O debate sobre a atualização da lei está longe de terminar. Ou deveria. No fim de abril, as maiores instituições científicas brasileiras foram a público dizer que não foram ouvidas. Por meio de um Grupo de Trabalho, a Sociedade Brasileira para o Progresso da Ciência (SBPC) e a Academia Brasileira de Ciências (ABC) lançaram um estudo sobre as mudanças que os ruralistas propõem na legislação. A conclusão central, dizem os pesquisadores, é que o Brasil precisa de mais preservação. Não de menos. “Se a lei hoje não é consensual, qual o sentido de trocar por outra sem consenso – e, pior, sem ciência?”, questionou o pesquisador-sênior Antonio Nobre, coordenador do grupo, em coletiva de imprensa.
Quem também não está feliz com as investidas do agronegócio são os pequenos produtores. Para eles, a desfiguração do Código Florestal só traria benefícios aos grandes. Para a floresta, para o clima e para a agricultura familiar, nada. Dezenas de organizações que representam a agricultura familiar – como Via Campesina e Fetraf –, os povos da floresta e os que defendem os direitos humanos e ambientais assinaram manifestos entregues ao Congresso. Nos documentos, um consenso: todos querem o fim do desmatamento e o tratamento diferenciado à agricultura familiar.
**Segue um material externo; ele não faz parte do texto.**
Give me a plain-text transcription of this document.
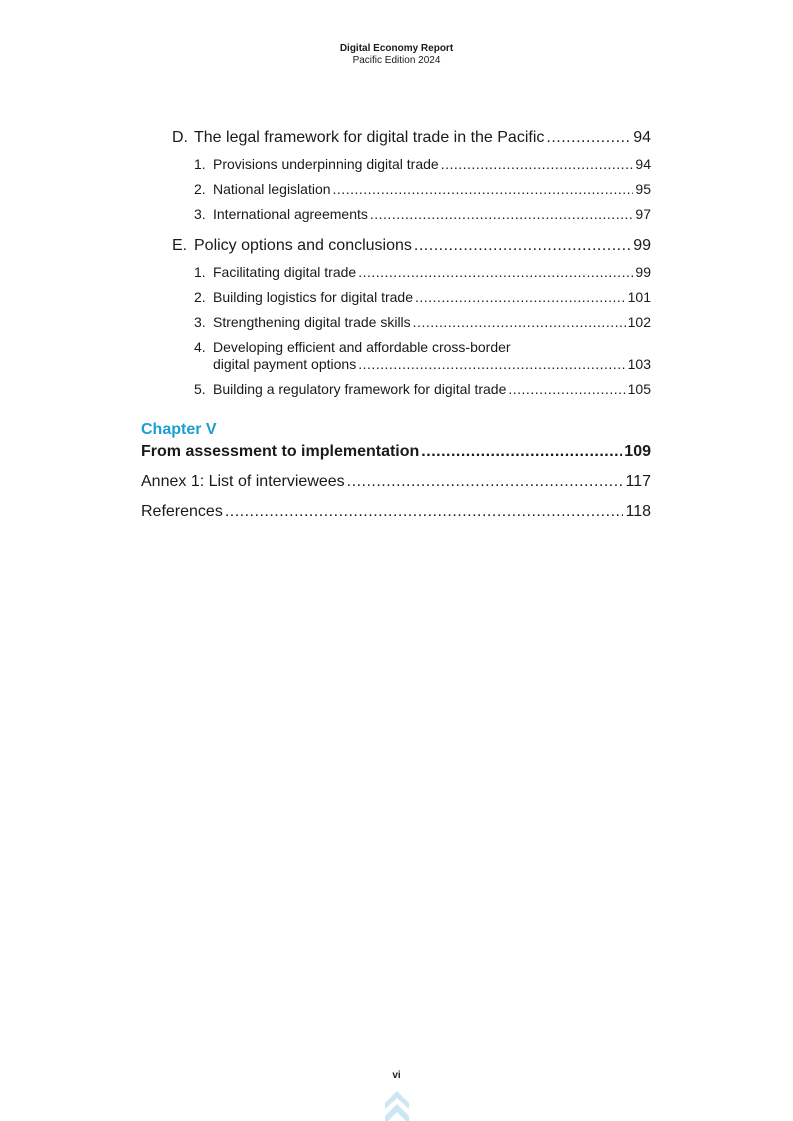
Digital Economy Report
Pacific Edition 2024
D. The legal framework for digital trade in the Pacific .....	94
1. Provisions underpinning digital trade .....	94
2. National legislation .....	95
3. International agreements .....	97
E. Policy options and conclusions .....	99
1. Facilitating digital trade .....	99
2. Building logistics for digital trade .....	101
3. Strengthening digital trade skills .....	102
4. Developing efficient and affordable cross-border
digital payment options .....	103
5. Building a regulatory framework for digital trade .....	105
Chapter V
From assessment to implementation .....	109
Annex 1: List of interviewees .....	117
References .....	118
vi
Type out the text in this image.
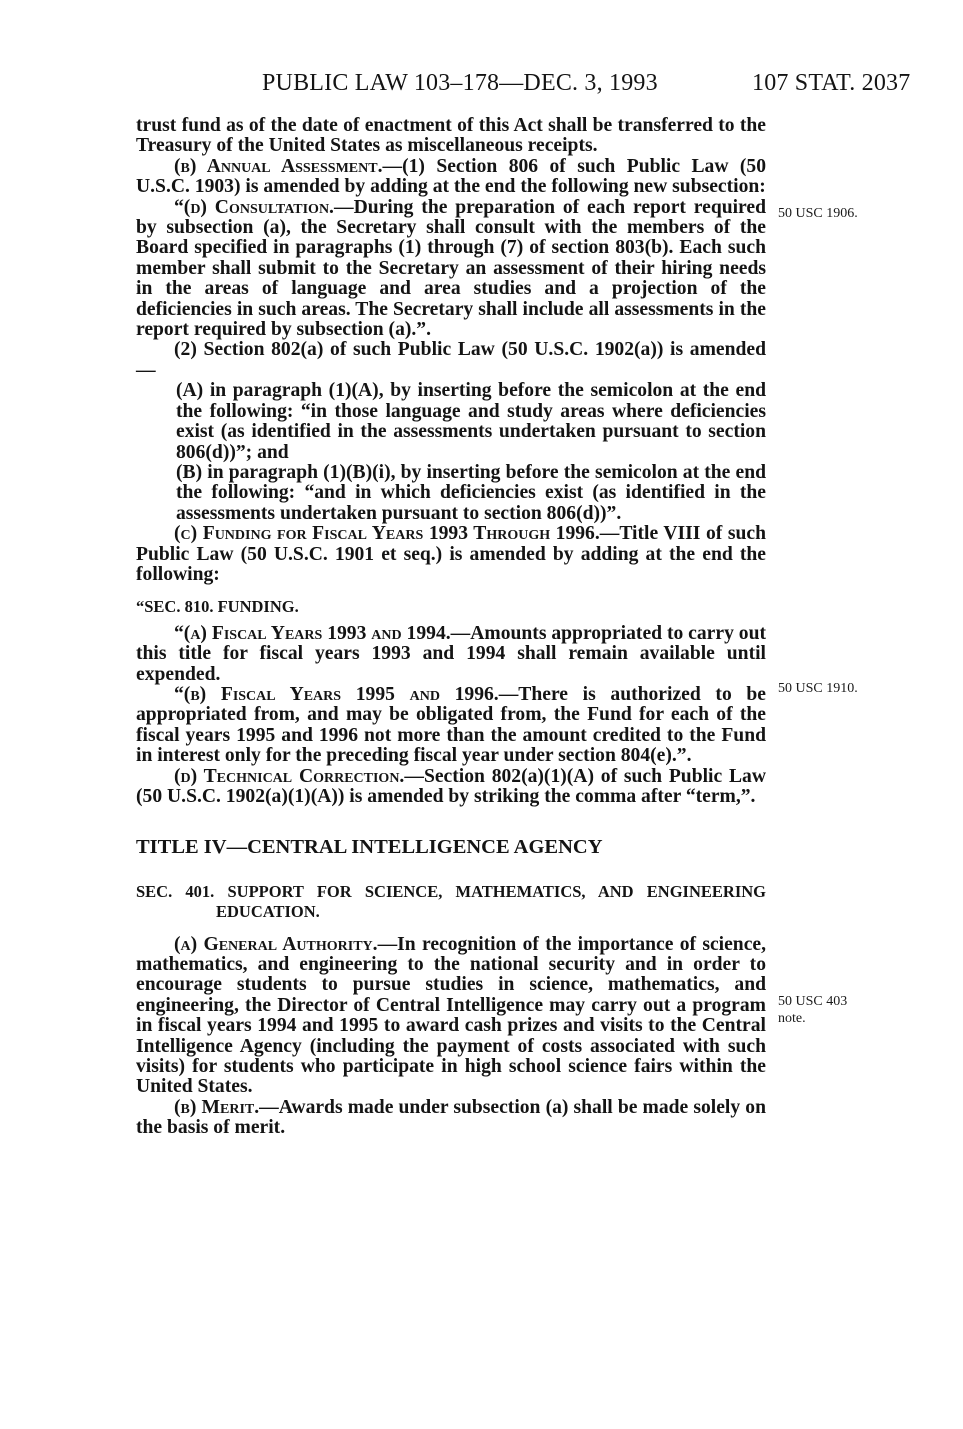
PUBLIC LAW 103–178—DEC. 3, 1993	107 STAT. 2037
50 USC 1906.
50 USC 1910.
50 USC 403
note.

trust fund as of the date of enactment of this Act shall be transferred to the Treasury of the United States as miscellaneous receipts.

(b) Annual Assessment.—(1) Section 806 of such Public Law (50 U.S.C. 1903) is amended by adding at the end the following new subsection:

“(d) Consultation.—During the preparation of each report required by subsection (a), the Secretary shall consult with the members of the Board specified in paragraphs (1) through (7) of section 803(b). Each such member shall submit to the Secretary an assessment of their hiring needs in the areas of language and area studies and a projection of the deficiencies in such areas. The Secretary shall include all assessments in the report required by subsection (a).”.

(2) Section 802(a) of such Public Law (50 U.S.C. 1902(a)) is amended—

(A) in paragraph (1)(A), by inserting before the semicolon at the end the following: “in those language and study areas where deficiencies exist (as identified in the assessments undertaken pursuant to section 806(d))”; and

(B) in paragraph (1)(B)(i), by inserting before the semicolon at the end the following: “and in which deficiencies exist (as identified in the assessments undertaken pursuant to section 806(d))”.

(c) Funding for Fiscal Years 1993 Through 1996.—Title VIII of such Public Law (50 U.S.C. 1901 et seq.) is amended by adding at the end the following:

“SEC. 810. FUNDING.

“(a) Fiscal Years 1993 and 1994.—Amounts appropriated to carry out this title for fiscal years 1993 and 1994 shall remain available until expended.

“(b) Fiscal Years 1995 and 1996.—There is authorized to be appropriated from, and may be obligated from, the Fund for each of the fiscal years 1995 and 1996 not more than the amount credited to the Fund in interest only for the preceding fiscal year under section 804(e).”.

(d) Technical Correction.—Section 802(a)(1)(A) of such Public Law (50 U.S.C. 1902(a)(1)(A)) is amended by striking the comma after “term,”.

TITLE IV—CENTRAL INTELLIGENCE AGENCY

SEC. 401. SUPPORT FOR SCIENCE, MATHEMATICS, AND ENGINEERING EDUCATION.

(a) General Authority.—In recognition of the importance of science, mathematics, and engineering to the national security and in order to encourage students to pursue studies in science, mathematics, and engineering, the Director of Central Intelligence may carry out a program in fiscal years 1994 and 1995 to award cash prizes and visits to the Central Intelligence Agency (including the payment of costs associated with such visits) for students who participate in high school science fairs within the United States.

(b) Merit.—Awards made under subsection (a) shall be made solely on the basis of merit.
Apesar de as críticas chegarem de todo lado, os ruralistas continuam com o pé na porta, e tentam votar na marra um projeto de lei que enterraria 76 anos de tradição legal de proteção às florestas brasileiras. Em trâmite na Câmara dos Deputados, o texto precisa ser votado na Casa antes de seguir para o Senado e, depois, sanção da presidente Dilma Rousseff.
A pergunta que não quer calar é: por que os ruralistas têm se mostrado tão diligentes em seus ataques recentes ao Código Florestal se durante mais de meio século eles simplesmente ignoraram sua existência?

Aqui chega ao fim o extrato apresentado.